Synergistic effect of La2o3 -Nio nanocomposite based electrode for electrochemical high-performance asymmetric supercapacitor applications

Abstract

Global economic growth and rapid industrial development have resulted in a severe energy problem. Renewable energy sources have been replaced by alternative and sustainable energy sources. Super capacitors are one of the most important types of energy storage devices. The development of supercapacitor electrodes with maximum performance is currently the most important research topic in this area. Here we present the results of hydrothermal research on rare earth-based nanocomposites of Lanthanum-Nickel La2O3 -NiO-based electrodes for electrochemical super capacitor applications.
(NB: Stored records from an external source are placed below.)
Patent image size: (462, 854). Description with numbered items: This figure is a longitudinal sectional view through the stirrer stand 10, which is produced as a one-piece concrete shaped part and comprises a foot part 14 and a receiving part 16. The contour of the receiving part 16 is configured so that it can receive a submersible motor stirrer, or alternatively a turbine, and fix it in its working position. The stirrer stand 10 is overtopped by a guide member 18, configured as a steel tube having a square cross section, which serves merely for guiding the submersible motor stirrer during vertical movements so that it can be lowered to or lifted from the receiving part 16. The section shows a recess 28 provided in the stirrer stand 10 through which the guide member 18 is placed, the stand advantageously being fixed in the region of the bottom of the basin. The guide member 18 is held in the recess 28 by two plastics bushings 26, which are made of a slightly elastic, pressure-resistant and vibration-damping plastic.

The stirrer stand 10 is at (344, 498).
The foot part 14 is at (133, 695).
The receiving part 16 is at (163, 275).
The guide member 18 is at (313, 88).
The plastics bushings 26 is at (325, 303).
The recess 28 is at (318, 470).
XRD, FTIR, TG/DTA, SEM, TEM and EDAX techniques are used to examine the physico-chemical characteristics such as crystallographic structure, vibrational characteristics, thermal stability morphology, chemical composition, and its features respectively. According to the cyclic voltammetry (CV) investigation, the prepared nanocomposite materials have a Specific capacitance of 704 F/g at scan rate of 5 mV/s. EIS analysis demonstrates the RsValues ofLa2O3 (0.11549 Ω) NiO(0.1937 Ω) La2O3 -NiO(0.641 Ω) increased conductivity of nanocomposite material. According to galvanostatic charge–discharge (GCD) tests, the La2O3 -NiO electrode has a maximum specific capacitance of 564 F/g at 1 A/g current density in 1 M KOH electrolyte. This result proved that the prepared (La2O3 -NiO Nanocomposite), electrode material used for practical application, which shows good capacitive retention of 93.4%even after 2000 cycles. More ever asymmetric device constructed superior cyclic stability of 77.2%of capacitive retention even after 2000 charge discharge cycle.